In the first instance, she said she was forced to hide in an alleyway for five hours after nine Taliban members came to her house.

“They broke the door without permission,” she said. “They wanted to shoot me. They were searching the house and asked my mother and two sisters a lot of questions about me.”

The campaigner, who also set up a foundation to educate girls in Pakistan, accused the Taliban of running her over with a car in the second incident in Pakistan - adding that she was left with back and leg injuries.

Robert Buckland, the UK’s Justice Minister, recently said the government had managed to evacuate nine female judges.

”A lot of these judges were responsible for administering the rule of law and quite rightly they are fearful about the consequences that could now face them with the rise of the Taliban,” said Mr Buckland.

Heather Barr, associate director of the women’s rights division at Human Rights Watch, told The Independent: “This is a nightmare come true for these women due to the fact they opened up the prisons indiscriminately. In terms of protection, the only place they have to look is to the Taliban themselves.

“I don’t think they have any reason or confidence that the Taliban will do anything to protect them given that the Taliban don’t think the female judges should have ever been allowed in that position.”

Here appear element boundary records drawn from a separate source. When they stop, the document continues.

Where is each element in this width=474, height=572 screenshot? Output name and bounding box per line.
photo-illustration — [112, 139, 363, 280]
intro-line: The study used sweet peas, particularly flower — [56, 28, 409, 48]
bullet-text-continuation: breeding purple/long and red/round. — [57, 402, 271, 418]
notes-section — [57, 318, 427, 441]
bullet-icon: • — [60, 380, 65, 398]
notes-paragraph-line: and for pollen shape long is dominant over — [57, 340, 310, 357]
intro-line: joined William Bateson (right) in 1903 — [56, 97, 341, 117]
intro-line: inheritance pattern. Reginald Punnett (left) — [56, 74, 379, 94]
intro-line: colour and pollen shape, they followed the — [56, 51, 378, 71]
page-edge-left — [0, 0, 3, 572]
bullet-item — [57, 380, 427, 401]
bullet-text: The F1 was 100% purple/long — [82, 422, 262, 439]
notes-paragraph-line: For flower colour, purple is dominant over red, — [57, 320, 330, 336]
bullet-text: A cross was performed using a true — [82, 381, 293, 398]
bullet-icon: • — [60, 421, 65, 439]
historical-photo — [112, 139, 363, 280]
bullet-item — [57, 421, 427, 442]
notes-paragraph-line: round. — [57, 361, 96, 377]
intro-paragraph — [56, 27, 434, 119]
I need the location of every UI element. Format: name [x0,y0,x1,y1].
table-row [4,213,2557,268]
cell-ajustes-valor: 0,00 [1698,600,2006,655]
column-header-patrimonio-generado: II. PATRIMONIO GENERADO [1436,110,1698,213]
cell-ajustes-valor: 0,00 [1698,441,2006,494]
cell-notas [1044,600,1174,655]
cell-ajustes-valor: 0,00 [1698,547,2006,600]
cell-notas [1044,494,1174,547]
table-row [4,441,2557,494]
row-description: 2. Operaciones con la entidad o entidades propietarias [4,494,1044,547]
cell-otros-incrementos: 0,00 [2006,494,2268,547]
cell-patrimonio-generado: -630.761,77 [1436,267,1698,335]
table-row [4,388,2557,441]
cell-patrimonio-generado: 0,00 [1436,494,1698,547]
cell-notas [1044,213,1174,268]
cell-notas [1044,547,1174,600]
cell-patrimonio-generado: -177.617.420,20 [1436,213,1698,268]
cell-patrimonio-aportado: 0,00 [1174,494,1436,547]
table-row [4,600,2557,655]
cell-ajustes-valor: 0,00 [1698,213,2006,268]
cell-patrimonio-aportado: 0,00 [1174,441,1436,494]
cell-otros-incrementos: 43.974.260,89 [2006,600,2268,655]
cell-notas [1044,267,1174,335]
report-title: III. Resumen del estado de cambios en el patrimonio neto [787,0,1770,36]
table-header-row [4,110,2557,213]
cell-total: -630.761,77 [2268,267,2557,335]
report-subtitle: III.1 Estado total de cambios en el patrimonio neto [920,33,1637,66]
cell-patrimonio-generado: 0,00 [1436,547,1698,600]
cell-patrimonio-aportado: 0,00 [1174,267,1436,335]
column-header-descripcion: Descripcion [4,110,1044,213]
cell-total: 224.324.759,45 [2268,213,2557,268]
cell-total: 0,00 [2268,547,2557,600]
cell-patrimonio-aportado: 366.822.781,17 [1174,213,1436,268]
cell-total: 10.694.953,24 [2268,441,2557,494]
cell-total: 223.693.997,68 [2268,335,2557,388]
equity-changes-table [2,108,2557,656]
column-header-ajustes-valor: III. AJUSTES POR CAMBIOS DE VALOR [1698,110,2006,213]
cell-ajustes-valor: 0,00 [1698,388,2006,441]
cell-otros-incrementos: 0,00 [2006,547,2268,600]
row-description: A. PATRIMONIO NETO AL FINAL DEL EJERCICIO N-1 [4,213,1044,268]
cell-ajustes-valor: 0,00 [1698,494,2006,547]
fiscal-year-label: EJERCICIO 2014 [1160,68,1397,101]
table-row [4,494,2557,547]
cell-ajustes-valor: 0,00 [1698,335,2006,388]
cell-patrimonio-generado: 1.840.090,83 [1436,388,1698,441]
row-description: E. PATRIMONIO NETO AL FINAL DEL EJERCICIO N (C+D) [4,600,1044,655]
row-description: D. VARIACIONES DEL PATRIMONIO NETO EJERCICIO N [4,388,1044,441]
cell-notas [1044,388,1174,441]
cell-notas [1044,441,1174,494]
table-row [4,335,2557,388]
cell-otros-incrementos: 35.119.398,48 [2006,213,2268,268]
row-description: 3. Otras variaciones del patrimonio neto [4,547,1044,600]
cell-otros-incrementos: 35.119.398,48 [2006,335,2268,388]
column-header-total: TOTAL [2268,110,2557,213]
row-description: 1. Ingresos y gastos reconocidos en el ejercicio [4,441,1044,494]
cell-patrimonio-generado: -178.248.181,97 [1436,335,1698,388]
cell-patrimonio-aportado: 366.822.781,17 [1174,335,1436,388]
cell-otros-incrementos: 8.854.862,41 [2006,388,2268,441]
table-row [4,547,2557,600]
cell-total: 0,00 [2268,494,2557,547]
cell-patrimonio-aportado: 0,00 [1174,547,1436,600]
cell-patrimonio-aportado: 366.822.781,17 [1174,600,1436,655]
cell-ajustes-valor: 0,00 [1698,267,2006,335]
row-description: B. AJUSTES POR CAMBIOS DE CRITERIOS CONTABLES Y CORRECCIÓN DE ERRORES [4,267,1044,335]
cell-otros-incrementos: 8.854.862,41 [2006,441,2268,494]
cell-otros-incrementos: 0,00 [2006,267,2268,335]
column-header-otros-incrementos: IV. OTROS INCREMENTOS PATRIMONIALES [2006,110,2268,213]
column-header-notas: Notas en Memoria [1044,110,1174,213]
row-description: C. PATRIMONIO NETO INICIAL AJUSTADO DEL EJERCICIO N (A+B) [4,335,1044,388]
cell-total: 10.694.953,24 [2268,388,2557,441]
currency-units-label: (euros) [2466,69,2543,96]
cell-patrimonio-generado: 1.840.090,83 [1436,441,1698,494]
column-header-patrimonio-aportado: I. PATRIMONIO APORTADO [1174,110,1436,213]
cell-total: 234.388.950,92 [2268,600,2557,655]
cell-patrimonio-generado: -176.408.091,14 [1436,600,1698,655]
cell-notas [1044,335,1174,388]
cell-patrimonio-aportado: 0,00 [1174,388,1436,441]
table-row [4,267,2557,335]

Two female Supreme Court justices were shot dead by unidentified gunmen back in January, but at the time a Taliban spokesman said they were not linked to the attack.

Female Afghan journalists and healthcare workers were killed in attacks after peace talks started between the Taliban and the American-backed Afghan government last year. While the Taliban denied perpetrating these attacks, former government ministers held them responsible.